Rare earth elements are living up to their name.

China said it will cut the export of rare earth elements like neodymium by 35 percent in the first half of 2011 and plans to "strengthen the supervision and management of mineral resources mining [...] and deepen control over rare earth mining capacity and extraction," according to Reuters.

That's a higher rate than expected. In 2010, China dropped export quotas to 30,000 tons, down from 50,000 tons in 2009. In 2011, some believed the total could drop to 24,000 tons, or a 20 percent drop. A 35 percent drop could slash exports to 22,750 tons. Worldwide demand for rare earth minerals comes to around 50,000 to 55,000 tons a year, according to Mark Smith, CEO of rare earth miner/magnet maker Molycorp.

The cuts could be bad news for makers of wind turbines, electric cars and electric motors: rare earth magnets are crucial components in all of them. A 2.5-megawatt wind turbine contains approximately 4,000 pounds of magnets and rare earth materials account for one-third of the weight of those magnets. LCD TVs and medical imaging equipment rely on rare earths, too. Electric cars contain around 10 pounds of rare earth materials.

But this could be good news for Japanese conglomerates and Molycorp.

After China began to threaten to curb exports, Mitsubishi and the University of Tokyo began to tout efforts to recycle magnets from old appliances while Toshiba talked up a plan to get rare earths from uranium.

Molycorp, meanwhile, has seen its stock rise from an IPO price of $13 in July 2010 to over $50. It has a market cap of over $4 billion. Chevron spun it off to private investors for $80 million in 2008. Go figure. The company has a fertile, but currently moribund, rare earth mine in California and a deal to make magnets with Hitachi.

Meanwhile, in the U.S., NovaTorque is trying to popularize an electric motor that doesn't need rare earths.


-Agility Fuel Systems raised $22 million today from Element Partners and others. The company sells fuel systems for heavy duty trucks that run on natural gas, hydrogen and other natural gases and can even retrofit the trucks. Element has a history of investing in sort of gritty green technologies like this.

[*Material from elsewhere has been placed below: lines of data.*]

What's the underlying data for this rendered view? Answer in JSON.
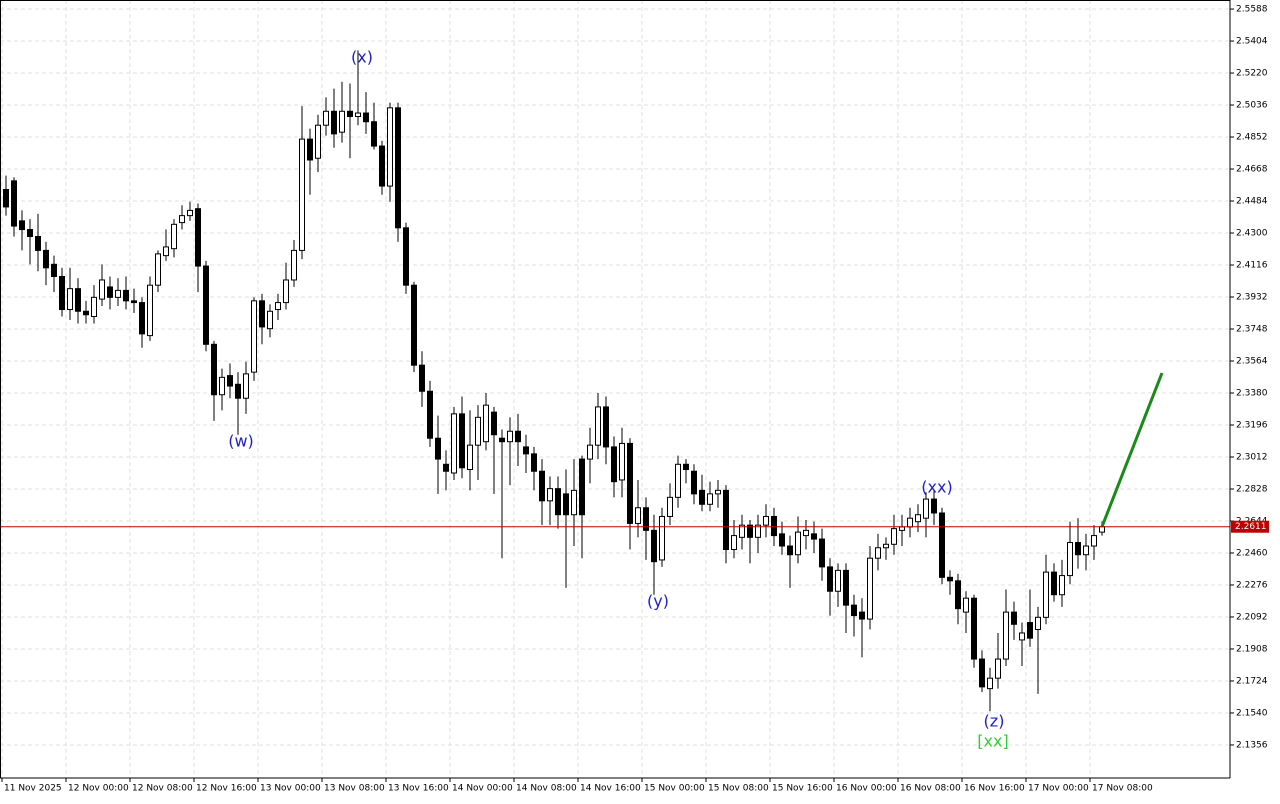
{
  "chart_data": {
    "type": "candlestick",
    "candles": [
      [
        2.455,
        2.463,
        2.44,
        2.445
      ],
      [
        2.46,
        2.462,
        2.428,
        2.434
      ],
      [
        2.437,
        2.443,
        2.42,
        2.432
      ],
      [
        2.432,
        2.438,
        2.412,
        2.428
      ],
      [
        2.428,
        2.441,
        2.408,
        2.42
      ],
      [
        2.42,
        2.425,
        2.4,
        2.41
      ],
      [
        2.412,
        2.417,
        2.396,
        2.405
      ],
      [
        2.405,
        2.41,
        2.382,
        2.386
      ],
      [
        2.386,
        2.41,
        2.38,
        2.398
      ],
      [
        2.398,
        2.404,
        2.378,
        2.385
      ],
      [
        2.385,
        2.391,
        2.378,
        2.383
      ],
      [
        2.382,
        2.4,
        2.378,
        2.393
      ],
      [
        2.392,
        2.412,
        2.388,
        2.403
      ],
      [
        2.399,
        2.405,
        2.386,
        2.393
      ],
      [
        2.393,
        2.404,
        2.388,
        2.397
      ],
      [
        2.397,
        2.405,
        2.386,
        2.391
      ],
      [
        2.391,
        2.398,
        2.384,
        2.39
      ],
      [
        2.39,
        2.393,
        2.364,
        2.372
      ],
      [
        2.371,
        2.405,
        2.368,
        2.4
      ],
      [
        2.4,
        2.42,
        2.396,
        2.418
      ],
      [
        2.417,
        2.432,
        2.414,
        2.422
      ],
      [
        2.421,
        2.438,
        2.416,
        2.435
      ],
      [
        2.436,
        2.446,
        2.432,
        2.44
      ],
      [
        2.44,
        2.448,
        2.437,
        2.443
      ],
      [
        2.444,
        2.447,
        2.396,
        2.411
      ],
      [
        2.411,
        2.414,
        2.362,
        2.366
      ],
      [
        2.366,
        2.368,
        2.322,
        2.337
      ],
      [
        2.337,
        2.352,
        2.328,
        2.347
      ],
      [
        2.348,
        2.355,
        2.335,
        2.342
      ],
      [
        2.343,
        2.35,
        2.314,
        2.335
      ],
      [
        2.335,
        2.356,
        2.326,
        2.349
      ],
      [
        2.35,
        2.393,
        2.345,
        2.391
      ],
      [
        2.391,
        2.395,
        2.366,
        2.376
      ],
      [
        2.375,
        2.389,
        2.37,
        2.385
      ],
      [
        2.386,
        2.395,
        2.38,
        2.39
      ],
      [
        2.39,
        2.413,
        2.386,
        2.403
      ],
      [
        2.403,
        2.426,
        2.399,
        2.42
      ],
      [
        2.42,
        2.503,
        2.415,
        2.484
      ],
      [
        2.484,
        2.49,
        2.452,
        2.472
      ],
      [
        2.473,
        2.498,
        2.465,
        2.492
      ],
      [
        2.492,
        2.508,
        2.486,
        2.5
      ],
      [
        2.5,
        2.513,
        2.479,
        2.487
      ],
      [
        2.488,
        2.517,
        2.482,
        2.5
      ],
      [
        2.5,
        2.516,
        2.473,
        2.497
      ],
      [
        2.497,
        2.535,
        2.492,
        2.499
      ],
      [
        2.499,
        2.511,
        2.487,
        2.494
      ],
      [
        2.494,
        2.505,
        2.478,
        2.48
      ],
      [
        2.48,
        2.483,
        2.452,
        2.457
      ],
      [
        2.457,
        2.505,
        2.448,
        2.502
      ],
      [
        2.502,
        2.505,
        2.425,
        2.433
      ],
      [
        2.433,
        2.436,
        2.395,
        2.4
      ],
      [
        2.4,
        2.402,
        2.35,
        2.354
      ],
      [
        2.354,
        2.362,
        2.33,
        2.339
      ],
      [
        2.339,
        2.345,
        2.307,
        2.312
      ],
      [
        2.312,
        2.325,
        2.28,
        2.3
      ],
      [
        2.297,
        2.305,
        2.282,
        2.293
      ],
      [
        2.292,
        2.33,
        2.288,
        2.326
      ],
      [
        2.326,
        2.336,
        2.289,
        2.295
      ],
      [
        2.294,
        2.328,
        2.282,
        2.308
      ],
      [
        2.308,
        2.331,
        2.288,
        2.324
      ],
      [
        2.31,
        2.338,
        2.305,
        2.331
      ],
      [
        2.327,
        2.33,
        2.28,
        2.314
      ],
      [
        2.312,
        2.317,
        2.243,
        2.31
      ],
      [
        2.31,
        2.324,
        2.285,
        2.316
      ],
      [
        2.316,
        2.326,
        2.296,
        2.31
      ],
      [
        2.307,
        2.314,
        2.292,
        2.303
      ],
      [
        2.303,
        2.307,
        2.282,
        2.293
      ],
      [
        2.293,
        2.3,
        2.262,
        2.276
      ],
      [
        2.276,
        2.29,
        2.262,
        2.283
      ],
      [
        2.283,
        2.29,
        2.26,
        2.268
      ],
      [
        2.28,
        2.294,
        2.226,
        2.268
      ],
      [
        2.268,
        2.3,
        2.25,
        2.282
      ],
      [
        2.3,
        2.302,
        2.243,
        2.268
      ],
      [
        2.3,
        2.318,
        2.286,
        2.308
      ],
      [
        2.308,
        2.338,
        2.3,
        2.33
      ],
      [
        2.33,
        2.336,
        2.297,
        2.307
      ],
      [
        2.307,
        2.313,
        2.278,
        2.287
      ],
      [
        2.288,
        2.318,
        2.278,
        2.309
      ],
      [
        2.309,
        2.312,
        2.248,
        2.263
      ],
      [
        2.263,
        2.288,
        2.255,
        2.272
      ],
      [
        2.272,
        2.278,
        2.242,
        2.259
      ],
      [
        2.259,
        2.268,
        2.222,
        2.241
      ],
      [
        2.242,
        2.272,
        2.238,
        2.267
      ],
      [
        2.267,
        2.286,
        2.262,
        2.278
      ],
      [
        2.278,
        2.302,
        2.272,
        2.297
      ],
      [
        2.297,
        2.3,
        2.286,
        2.294
      ],
      [
        2.293,
        2.297,
        2.274,
        2.28
      ],
      [
        2.282,
        2.291,
        2.27,
        2.274
      ],
      [
        2.274,
        2.287,
        2.27,
        2.28
      ],
      [
        2.28,
        2.288,
        2.272,
        2.282
      ],
      [
        2.282,
        2.285,
        2.24,
        2.248
      ],
      [
        2.248,
        2.265,
        2.243,
        2.256
      ],
      [
        2.255,
        2.268,
        2.248,
        2.262
      ],
      [
        2.262,
        2.265,
        2.24,
        2.255
      ],
      [
        2.255,
        2.268,
        2.246,
        2.262
      ],
      [
        2.262,
        2.274,
        2.255,
        2.267
      ],
      [
        2.267,
        2.272,
        2.25,
        2.256
      ],
      [
        2.257,
        2.264,
        2.245,
        2.25
      ],
      [
        2.25,
        2.256,
        2.226,
        2.245
      ],
      [
        2.245,
        2.267,
        2.24,
        2.258
      ],
      [
        2.256,
        2.265,
        2.248,
        2.259
      ],
      [
        2.257,
        2.264,
        2.246,
        2.254
      ],
      [
        2.254,
        2.26,
        2.23,
        2.238
      ],
      [
        2.238,
        2.243,
        2.21,
        2.224
      ],
      [
        2.224,
        2.24,
        2.215,
        2.236
      ],
      [
        2.236,
        2.24,
        2.2,
        2.216
      ],
      [
        2.216,
        2.222,
        2.198,
        2.21
      ],
      [
        2.212,
        2.22,
        2.186,
        2.208
      ],
      [
        2.208,
        2.25,
        2.202,
        2.243
      ],
      [
        2.243,
        2.257,
        2.236,
        2.249
      ],
      [
        2.249,
        2.255,
        2.242,
        2.251
      ],
      [
        2.251,
        2.268,
        2.245,
        2.26
      ],
      [
        2.259,
        2.268,
        2.25,
        2.261
      ],
      [
        2.261,
        2.272,
        2.255,
        2.266
      ],
      [
        2.264,
        2.274,
        2.258,
        2.268
      ],
      [
        2.266,
        2.281,
        2.255,
        2.277
      ],
      [
        2.277,
        2.282,
        2.262,
        2.269
      ],
      [
        2.269,
        2.272,
        2.228,
        2.232
      ],
      [
        2.232,
        2.236,
        2.222,
        2.23
      ],
      [
        2.23,
        2.234,
        2.205,
        2.214
      ],
      [
        2.212,
        2.224,
        2.2,
        2.22
      ],
      [
        2.22,
        2.222,
        2.18,
        2.185
      ],
      [
        2.185,
        2.19,
        2.166,
        2.169
      ],
      [
        2.168,
        2.18,
        2.155,
        2.174
      ],
      [
        2.174,
        2.2,
        2.168,
        2.185
      ],
      [
        2.185,
        2.225,
        2.181,
        2.212
      ],
      [
        2.212,
        2.218,
        2.196,
        2.205
      ],
      [
        2.196,
        2.206,
        2.181,
        2.2
      ],
      [
        2.206,
        2.225,
        2.192,
        2.197
      ],
      [
        2.202,
        2.215,
        2.165,
        2.209
      ],
      [
        2.209,
        2.245,
        2.205,
        2.235
      ],
      [
        2.235,
        2.24,
        2.218,
        2.222
      ],
      [
        2.222,
        2.242,
        2.215,
        2.233
      ],
      [
        2.233,
        2.264,
        2.228,
        2.252
      ],
      [
        2.252,
        2.266,
        2.237,
        2.245
      ],
      [
        2.245,
        2.257,
        2.236,
        2.25
      ],
      [
        2.25,
        2.262,
        2.242,
        2.256
      ],
      [
        2.258,
        2.264,
        2.256,
        2.2611
      ]
    ],
    "categories": [
      "11 Nov 2025",
      null,
      null,
      null,
      null,
      null,
      null,
      null,
      "12 Nov 00:00",
      null,
      null,
      null,
      null,
      null,
      null,
      null,
      "12 Nov 08:00",
      null,
      null,
      null,
      null,
      null,
      null,
      null,
      "12 Nov 16:00",
      null,
      null,
      null,
      null,
      null,
      null,
      null,
      "13 Nov 00:00",
      null,
      null,
      null,
      null,
      null,
      null,
      null,
      "13 Nov 08:00",
      null,
      null,
      null,
      null,
      null,
      null,
      null,
      "13 Nov 16:00",
      null,
      null,
      null,
      null,
      null,
      null,
      null,
      "14 Nov 00:00",
      null,
      null,
      null,
      null,
      null,
      null,
      null,
      "14 Nov 08:00",
      null,
      null,
      null,
      null,
      null,
      null,
      null,
      "14 Nov 16:00",
      null,
      null,
      null,
      null,
      null,
      null,
      null,
      "15 Nov 00:00",
      null,
      null,
      null,
      null,
      null,
      null,
      null,
      "15 Nov 08:00",
      null,
      null,
      null,
      null,
      null,
      null,
      null,
      "15 Nov 16:00",
      null,
      null,
      null,
      null,
      null,
      null,
      null,
      "16 Nov 00:00",
      null,
      null,
      null,
      null,
      null,
      null,
      null,
      "16 Nov 08:00",
      null,
      null,
      null,
      null,
      null,
      null,
      null,
      "16 Nov 16:00",
      null,
      null,
      null,
      null,
      null,
      null,
      null,
      "17 Nov 00:00",
      null,
      null,
      null,
      null,
      null,
      null,
      null,
      "17 Nov 08:00",
      null
    ],
    "ylim": [
      2.1166,
      2.564
    ],
    "yticks": [
      2.5588,
      2.5404,
      {
        "value": 2.522,
        "label": "2.5220"
      },
      2.5036,
      2.4852,
      2.4668,
      2.4484,
      {
        "value": 2.43,
        "label": "2.4300"
      },
      2.4116,
      2.3932,
      2.3748,
      2.3564,
      {
        "value": 2.338,
        "label": "2.3380"
      },
      2.3196,
      2.3012,
      2.2828,
      2.2644,
      {
        "value": 2.246,
        "label": "2.2460"
      },
      2.2276,
      2.2092,
      2.1908,
      2.1724,
      {
        "value": 2.154,
        "label": "2.1540"
      },
      2.1356
    ],
    "grid": true,
    "current_price": {
      "value": 2.2611,
      "color": "#c00000"
    },
    "forecast": {
      "x": [
        137,
        144.5
      ],
      "values": [
        2.2611,
        2.3495
      ],
      "color": "#1a8a1a"
    },
    "annotations": [
      {
        "text": "(w)",
        "color": "#1e1ec8"
      },
      {
        "text": "(x)",
        "color": "#1e1ec8"
      },
      {
        "text": "(y)",
        "color": "#1e1ec8"
      },
      {
        "text": "(xx)",
        "color": "#1e1ec8"
      },
      {
        "text": "(z)",
        "color": "#1e1ec8"
      },
      {
        "text": "[xx]",
        "color": "#33cc33"
      }
    ]
  }
}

Agility was created out of a merger of two companies called FAB AFV and Enviromech.

-Telvent, the supplier of elegant software to utilities and the grid, has won a contract with the Inter-Regional Distribution Grid Company in Russia to help it manage and track energy distribution, gain visibility into customers, etc. The company serves all 11 time zones in that country -- sync that! The first part of a three-phase pilot begins in November and the whole thing should be complete by 2012.

--JinkoSolar has won a contract to supply 1.3 megawatts of modules to Premier Power, a developer in California.

--Sustainabilitty Roundtable received $1.2 million from the Navitas Capital and the Massachusetts Green Energy Fund. The firm advises corporations on sustainabiity with a particular focus on buidlings. Navitas focuses exclusively on green building.

--Vestas won a contract to supply 25 turbines to a wind park in Tianjin. See, the West can too sell stuff to China.